Il processo per la strage di Cutro si apre a tre anni dal naufragio con un’aula piena e un vuoto tutto intorno. Le udienze cominciano, dinanzi al Tribunale di Crotone, le responsabilità vengono formalmente chiamate in causa, ma tutto avviene a telecamere spente. La morte di 94 persone, 35 delle quali minori, entra finalmente in dibattimento mentre il racconto pubblico viene ridotto al minimo indispensabile.
Il procedimento riguarda il naufragio del caicco Summer Love, distrutto nella notte tra il 25 e il 26 febbraio 2023 a pochi metri dalla spiaggia di Steccato di Cutro.

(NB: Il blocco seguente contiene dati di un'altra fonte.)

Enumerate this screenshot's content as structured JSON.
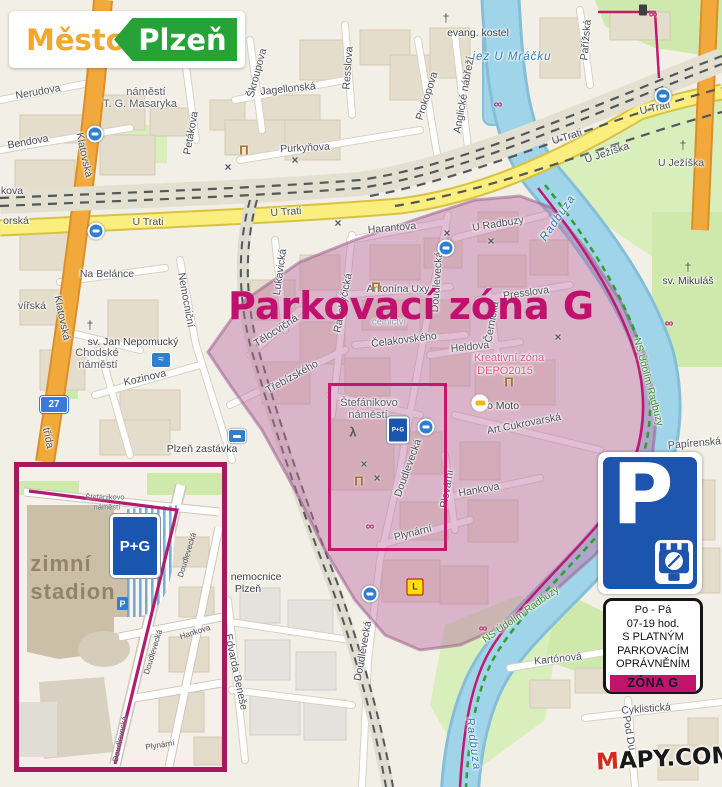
{
  "logo": {
    "city": "Město",
    "name": "Plzeň"
  },
  "title": "Parkovací zóna G",
  "watermark": {
    "m": "M",
    "rest": "APY.COM"
  },
  "badge27": "27",
  "colors": {
    "zone_magenta": "#c0156b",
    "logo_orange": "#f2a72d",
    "logo_green": "#27a237",
    "sign_blue": "#1c54ae",
    "water": "#a0d4e8",
    "road_yellow": "#f9ee7e"
  },
  "sign": {
    "p": "P",
    "lines": [
      "Po - Pá",
      "07-19 hod.",
      "S PLATNÝM",
      "PARKOVACÍM",
      "OPRÁVNĚNÍM"
    ],
    "zone": "ZÓNA G"
  },
  "inset": {
    "pg": "P+G",
    "labels": [
      {
        "t": "Štefánikovo",
        "x": 86,
        "y": 30,
        "c": "tiny"
      },
      {
        "t": "náměstí",
        "x": 88,
        "y": 40,
        "c": "tiny"
      },
      {
        "t": "zimní",
        "x": 42,
        "y": 97,
        "c": "big"
      },
      {
        "t": "stadion",
        "x": 54,
        "y": 125,
        "c": "big"
      },
      {
        "t": "Doudlevecká",
        "x": 168,
        "y": 88,
        "r": -73
      },
      {
        "t": "Doudlevecká",
        "x": 134,
        "y": 185,
        "r": -73
      },
      {
        "t": "Doudlevecká",
        "x": 101,
        "y": 272,
        "r": -78
      },
      {
        "t": "Hankova",
        "x": 176,
        "y": 165,
        "r": -18
      },
      {
        "t": "Plynární",
        "x": 141,
        "y": 278,
        "r": -9
      }
    ]
  },
  "map": {
    "icon_glyphs": {
      "stop": "",
      "museum": "Π",
      "tools": "×",
      "bike": "∞",
      "church": "†",
      "swim": "≈",
      "train": "",
      "lidl": "L",
      "car": "",
      "trash": "",
      "pg": "P+G",
      "skater": "λ"
    },
    "labels": [
      {
        "t": "Nerudova",
        "x": 38,
        "y": 92,
        "r": -10
      },
      {
        "t": "náměstí",
        "x": 146,
        "y": 92,
        "c": "a"
      },
      {
        "t": "T. G. Masaryka",
        "x": 140,
        "y": 104,
        "c": "a"
      },
      {
        "t": "Bendova",
        "x": 28,
        "y": 142,
        "r": -10
      },
      {
        "t": "Petákova",
        "x": 191,
        "y": 133,
        "r": -80
      },
      {
        "t": "Škroupova",
        "x": 257,
        "y": 73,
        "r": -75
      },
      {
        "t": "Jagellonská",
        "x": 288,
        "y": 89,
        "r": -6
      },
      {
        "t": "Resslova",
        "x": 348,
        "y": 68,
        "r": -86
      },
      {
        "t": "Prokopova",
        "x": 427,
        "y": 96,
        "r": -72
      },
      {
        "t": "Purkyňova",
        "x": 305,
        "y": 148,
        "r": -3
      },
      {
        "t": "evang. kostel",
        "x": 478,
        "y": 33,
        "c": "p"
      },
      {
        "t": "jez U Mráčku",
        "x": 512,
        "y": 57,
        "c": "w"
      },
      {
        "t": "Pařížská",
        "x": 586,
        "y": 40,
        "r": -85
      },
      {
        "t": "Anglické nábřeží",
        "x": 464,
        "y": 95,
        "r": -80
      },
      {
        "t": "U Trati",
        "x": 148,
        "y": 222
      },
      {
        "t": "U Trati",
        "x": 286,
        "y": 212,
        "r": -4
      },
      {
        "t": "U Trati",
        "x": 567,
        "y": 137,
        "r": -17
      },
      {
        "t": "U Trati",
        "x": 655,
        "y": 108,
        "r": -13
      },
      {
        "t": "U Ježíška",
        "x": 607,
        "y": 153,
        "r": -18
      },
      {
        "t": "U Ježíška",
        "x": 681,
        "y": 163
      },
      {
        "t": "Klatovská",
        "x": 84,
        "y": 155,
        "r": 78
      },
      {
        "t": "Klatovská",
        "x": 62,
        "y": 318,
        "r": 78
      },
      {
        "t": "třída",
        "x": 48,
        "y": 438,
        "r": 78
      },
      {
        "t": "Na Belánce",
        "x": 107,
        "y": 274
      },
      {
        "t": "kova",
        "x": 12,
        "y": 191
      },
      {
        "t": "orská",
        "x": 16,
        "y": 221
      },
      {
        "t": "vířská",
        "x": 32,
        "y": 306
      },
      {
        "t": "sv. Jan Nepomucký",
        "x": 133,
        "y": 342,
        "c": "p"
      },
      {
        "t": "Chodské",
        "x": 97,
        "y": 353,
        "c": "a"
      },
      {
        "t": "náměstí",
        "x": 98,
        "y": 365,
        "c": "a"
      },
      {
        "t": "Kozinova",
        "x": 145,
        "y": 378,
        "r": -13
      },
      {
        "t": "Plzeň zastávka",
        "x": 202,
        "y": 449,
        "c": "p"
      },
      {
        "t": "Nemocniční",
        "x": 186,
        "y": 300,
        "r": 80
      },
      {
        "t": "Harantova",
        "x": 392,
        "y": 228,
        "r": -5
      },
      {
        "t": "Lukavická",
        "x": 280,
        "y": 272,
        "r": -82
      },
      {
        "t": "Radobyčická",
        "x": 343,
        "y": 303,
        "r": -79
      },
      {
        "t": "Doudlevecká",
        "x": 437,
        "y": 282,
        "r": -86
      },
      {
        "t": "Antonína Uxy",
        "x": 398,
        "y": 289
      },
      {
        "t": "celnictví",
        "x": 389,
        "y": 322,
        "c": "f"
      },
      {
        "t": "Tělocvičná",
        "x": 276,
        "y": 331,
        "r": -33
      },
      {
        "t": "Třebízského",
        "x": 292,
        "y": 377,
        "r": -29
      },
      {
        "t": "Čelakovského",
        "x": 404,
        "y": 340,
        "r": -7
      },
      {
        "t": "Heldova",
        "x": 470,
        "y": 347,
        "r": -6
      },
      {
        "t": "Presslova",
        "x": 526,
        "y": 293,
        "r": -8
      },
      {
        "t": "Černická",
        "x": 492,
        "y": 322,
        "r": -80
      },
      {
        "t": "U Radbuzy",
        "x": 498,
        "y": 224,
        "r": -9
      },
      {
        "t": "Radbuza",
        "x": 558,
        "y": 218,
        "r": -55,
        "c": "w"
      },
      {
        "t": "Radbuza",
        "x": 473,
        "y": 744,
        "r": 82,
        "c": "w"
      },
      {
        "t": "sv. Mikuláš",
        "x": 688,
        "y": 281,
        "c": "p"
      },
      {
        "t": "NS Údolím Radbuzy",
        "x": 648,
        "y": 382,
        "r": 75,
        "c": "t"
      },
      {
        "t": "NS Údolím Radbuzy",
        "x": 521,
        "y": 615,
        "r": -35,
        "c": "t"
      },
      {
        "t": "Kreativní zóna",
        "x": 509,
        "y": 358,
        "c": "d"
      },
      {
        "t": "DEPO2015",
        "x": 505,
        "y": 371,
        "c": "d"
      },
      {
        "t": "o Moto",
        "x": 503,
        "y": 406,
        "c": "p"
      },
      {
        "t": "Art Cukrovarská",
        "x": 524,
        "y": 424,
        "r": -11
      },
      {
        "t": "Štefánikovo",
        "x": 369,
        "y": 403,
        "c": "a"
      },
      {
        "t": "náměstí",
        "x": 368,
        "y": 415,
        "c": "a"
      },
      {
        "t": "Plovární",
        "x": 447,
        "y": 489,
        "r": -80
      },
      {
        "t": "Hankova",
        "x": 479,
        "y": 490,
        "r": -10
      },
      {
        "t": "Plynární",
        "x": 413,
        "y": 533,
        "r": -14
      },
      {
        "t": "Doudlevecká",
        "x": 408,
        "y": 468,
        "r": -70
      },
      {
        "t": "Doudlevecká",
        "x": 363,
        "y": 651,
        "r": -80
      },
      {
        "t": "Fakultní nemocnice",
        "x": 236,
        "y": 577,
        "c": "p"
      },
      {
        "t": "Plzeň",
        "x": 248,
        "y": 589,
        "c": "p"
      },
      {
        "t": "Edvarda Beneše",
        "x": 236,
        "y": 672,
        "r": 78
      },
      {
        "t": "Kartónová",
        "x": 558,
        "y": 659,
        "r": -6
      },
      {
        "t": "Cyklistická",
        "x": 646,
        "y": 709,
        "r": -4
      },
      {
        "t": "Pod Du",
        "x": 629,
        "y": 733,
        "r": 80
      },
      {
        "t": "Papírenská lá",
        "x": 700,
        "y": 443,
        "r": -5
      }
    ],
    "icons": [
      {
        "k": "stop",
        "x": 96,
        "y": 231
      },
      {
        "k": "stop",
        "x": 95,
        "y": 134
      },
      {
        "k": "stop",
        "x": 663,
        "y": 96
      },
      {
        "k": "stop",
        "x": 426,
        "y": 427
      },
      {
        "k": "stop",
        "x": 370,
        "y": 594
      },
      {
        "k": "stop",
        "x": 446,
        "y": 248
      },
      {
        "k": "museum",
        "x": 376,
        "y": 287
      },
      {
        "k": "museum",
        "x": 244,
        "y": 150
      },
      {
        "k": "museum",
        "x": 359,
        "y": 481
      },
      {
        "k": "museum",
        "x": 509,
        "y": 382
      },
      {
        "k": "tools",
        "x": 295,
        "y": 160
      },
      {
        "k": "tools",
        "x": 228,
        "y": 167
      },
      {
        "k": "tools",
        "x": 338,
        "y": 223
      },
      {
        "k": "tools",
        "x": 447,
        "y": 233
      },
      {
        "k": "tools",
        "x": 491,
        "y": 241
      },
      {
        "k": "tools",
        "x": 558,
        "y": 337
      },
      {
        "k": "tools",
        "x": 364,
        "y": 464
      },
      {
        "k": "tools",
        "x": 377,
        "y": 478
      },
      {
        "k": "bike",
        "x": 653,
        "y": 14
      },
      {
        "k": "bike",
        "x": 498,
        "y": 104
      },
      {
        "k": "bike",
        "x": 370,
        "y": 526
      },
      {
        "k": "bike",
        "x": 669,
        "y": 323
      },
      {
        "k": "bike",
        "x": 483,
        "y": 628
      },
      {
        "k": "church",
        "x": 446,
        "y": 18
      },
      {
        "k": "church",
        "x": 90,
        "y": 325
      },
      {
        "k": "church",
        "x": 688,
        "y": 267
      },
      {
        "k": "church",
        "x": 683,
        "y": 145
      },
      {
        "k": "swim",
        "x": 161,
        "y": 360
      },
      {
        "k": "train",
        "x": 237,
        "y": 436
      },
      {
        "k": "lidl",
        "x": 415,
        "y": 587
      },
      {
        "k": "car",
        "x": 480,
        "y": 403
      },
      {
        "k": "trash",
        "x": 643,
        "y": 10
      },
      {
        "k": "skater",
        "x": 353,
        "y": 432
      },
      {
        "k": "pg",
        "x": 398,
        "y": 430
      }
    ]
  }
}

Sei imputati, quattro militari della Guardia di finanza e due della Guardia costiera, rispondono di naufragio colposo e omicidio colposo plurimo. Tutti erano in servizio nelle sale operative quella notte. Tutti hanno scelto di testimoniare. L’accusa ruota attorno a una sequenza di omissioni, ritardi, valutazioni che hanno trasformato un avvistamento in una strage annunciata.
La scelta che pesa più dei ritardi
Il cuore del processo è la distinzione tra controllo delle frontiere e soccorso in mare. Frontex individua il caicco la sera precedente al naufragio. I segnali arrivano ai centri di coordinamento italiani. Il natante viene trattato come un’operazione di polizia marittima, non come un evento di ricerca e soccorso. Le motovedette della Guardia di finanza escono e rientrano per il mare mosso. Le unità della Guardia costiera, progettate per operare in condizioni peggiori, restano fuori dalla catena decisionale perché l’allarme Sar non viene mai dichiarato. Il risultato è noto: l’imbarcazione si spezza contro una secca, i soccorsi arrivano da terra, quando il mare ha già restituito i corpi.

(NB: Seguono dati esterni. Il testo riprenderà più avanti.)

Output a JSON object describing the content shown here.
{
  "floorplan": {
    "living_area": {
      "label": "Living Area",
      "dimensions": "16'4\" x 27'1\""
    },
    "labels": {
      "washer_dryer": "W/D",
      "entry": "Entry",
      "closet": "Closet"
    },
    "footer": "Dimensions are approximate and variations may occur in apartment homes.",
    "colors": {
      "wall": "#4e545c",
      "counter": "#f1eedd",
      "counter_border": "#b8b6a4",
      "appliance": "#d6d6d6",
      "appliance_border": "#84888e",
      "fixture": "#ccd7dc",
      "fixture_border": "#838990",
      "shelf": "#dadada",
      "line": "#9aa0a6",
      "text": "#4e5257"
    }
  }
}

Dentro il quadro tecnico si inserisce la decisione di spegnere le telecamere. Il collegio giudicante ha vietato riprese audio e video per tutta la durata del dibattimento, consentendo solo materiali prodotti dal personale del Tribunale e previa autorizzazione. Una misura motivata con l’ordine dell’istruttoria, contestata da giornalisti, avvocati e parti civili. Trentasette cronisti hanno firmato una protesta formale. Le organizzazioni costituite parte civile parlano di un processo che nasce sotto traccia, mentre altri procedimenti di grande rilevanza, celebrati nello stesso tribunale, hanno goduto di piena visibilità.

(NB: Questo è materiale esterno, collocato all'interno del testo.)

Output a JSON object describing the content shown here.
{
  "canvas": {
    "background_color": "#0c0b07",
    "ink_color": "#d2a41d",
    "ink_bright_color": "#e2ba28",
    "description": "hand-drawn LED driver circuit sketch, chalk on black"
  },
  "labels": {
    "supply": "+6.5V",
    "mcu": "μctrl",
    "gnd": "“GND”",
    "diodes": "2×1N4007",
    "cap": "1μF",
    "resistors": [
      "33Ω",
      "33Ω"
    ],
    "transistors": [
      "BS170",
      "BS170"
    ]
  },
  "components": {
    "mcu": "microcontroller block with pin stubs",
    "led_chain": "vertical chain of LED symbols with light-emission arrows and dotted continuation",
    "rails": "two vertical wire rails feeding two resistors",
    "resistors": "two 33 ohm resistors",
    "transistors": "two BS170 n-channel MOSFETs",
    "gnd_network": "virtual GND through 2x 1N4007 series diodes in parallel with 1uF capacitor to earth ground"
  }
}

Un processo che interroga la politica
Le parti civili sono 86. Tra queste Emergency, Mediterranea Saving Humans, Sea-Watch, SOS Humanity, SOS Méditerranée. La Cgil Calabria denuncia un vulnus al principio di trasparenza: la giustizia, quando riguarda la morte di decine di persone, deve essere anche visibile. Il silenzio, in questo contesto, viene percepito come un secondo abbandono. Le vittime diventano numeri, le responsabilità rischiano di restare confinate agli atti.
Il processo, però, non si ferma. Nelle liste testimoniali compaiono anche i nomi dei ministri Matteo Piantedosi e Matteo Salvini. Il Tribunale per ora si è riservato di decidere sulla loro audizione. Ma la sola richiesta chiarisce la posta in gioco: capire se quella notte le scelte operative siano state il prodotto di errori individuali o l’esecuzione coerente di un indirizzo politico che ha subordinato il soccorso alla deterrenza.
Intanto fuori dall’Aula…
Intanto fuori dall’aula, il Mediterraneo continua a produrre morti. Nel 2025 più di 1.300 persone hanno perso la vita sulla rotta centrale. Nel gennaio 2026, durante il cosiddetto ciclone Harry, oltre mille risultano disperse. Il processo di Cutro si svolge mentre la stessa dinamica si ripete: avvistamenti, rimbalzi di competenze, ritardi, silenzi. La giustizia arriva tardi ma soprattutto si preoccupa di parlare a bassa voce
Cutro entra in tribunale senza clamore, come se il tempo avesse consumato anche l’indignazione. Ma ciò che viene giudicato non riguarda soltanto una notte, sei ufficiali, una catena di comando. Riguarda la scelta di cosa vedere e cosa lasciare fuori campo. Durante il processo si discuterà delle omissioni ma il buio qui fuori è già una scelta. Per questo si insiste perché il collegio giudicante cambi idea.